Businesses make up about 60 per cent of the city's waste but nationally, business diversion rates are well below 20 per cent. In Ontario major institutions are mandated to have recycling programs. Cities are also mandated to have residential programs but not for businesses. That leaves any business on its own to pay the costs of a recycling program.
In Thunder Bay, that means paying around $30 for every private sector pick up and no access to the residential depots placed around the city. Sherband said bearing those costs means a lot of businesses are choosing not to recycle at all.
"It's the small businesses that fall through the cracks," he said.
"If they're doing something, they're doing it out of good will or on their own."
"It's really a struggle because they have to bear the full cost of that."
Wilderness Supply manager Mirabai Alexander said she was surprised when she found out there were so few options for businesses to recycle in the city. The city needs to make it as easy as possible for residents and businesses to recycle.

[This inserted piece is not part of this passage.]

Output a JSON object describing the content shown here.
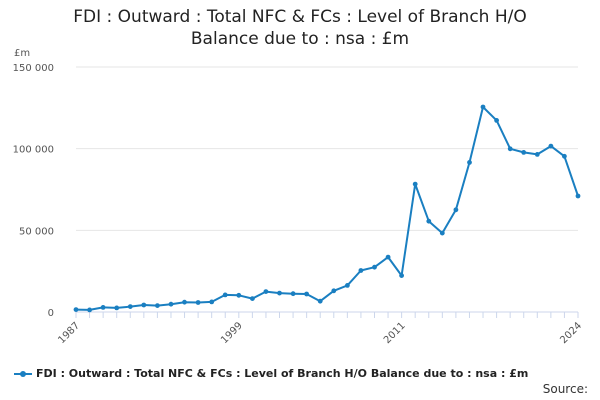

"I think recycling is the most basic thing we could be doing," she said of a business doing its part.
She would like to see businesses on existing recycling routes get a chance to have materials picked up at the very least.
But Sherband said it's not that easy. Similar to garbage pick up, the two streams would need to be separate.
"There's more to it than just saying 'we're going to pick this stuff up," he said.
"There's a cost associated with all that."
City council agreed to a new solid waste strategy in principle last year. Sherband said possible solutions include allowing small businesses to use recycling depots or have a separate depot.
The province also has draft legislation tabled that would make producers of packaging help offset the costs of recycling the materials they make. Sherband said that has the city taking a wait-and-see approach as well to small business recycling. The city is committed to finding a solution.
"We're just not there yet," he said.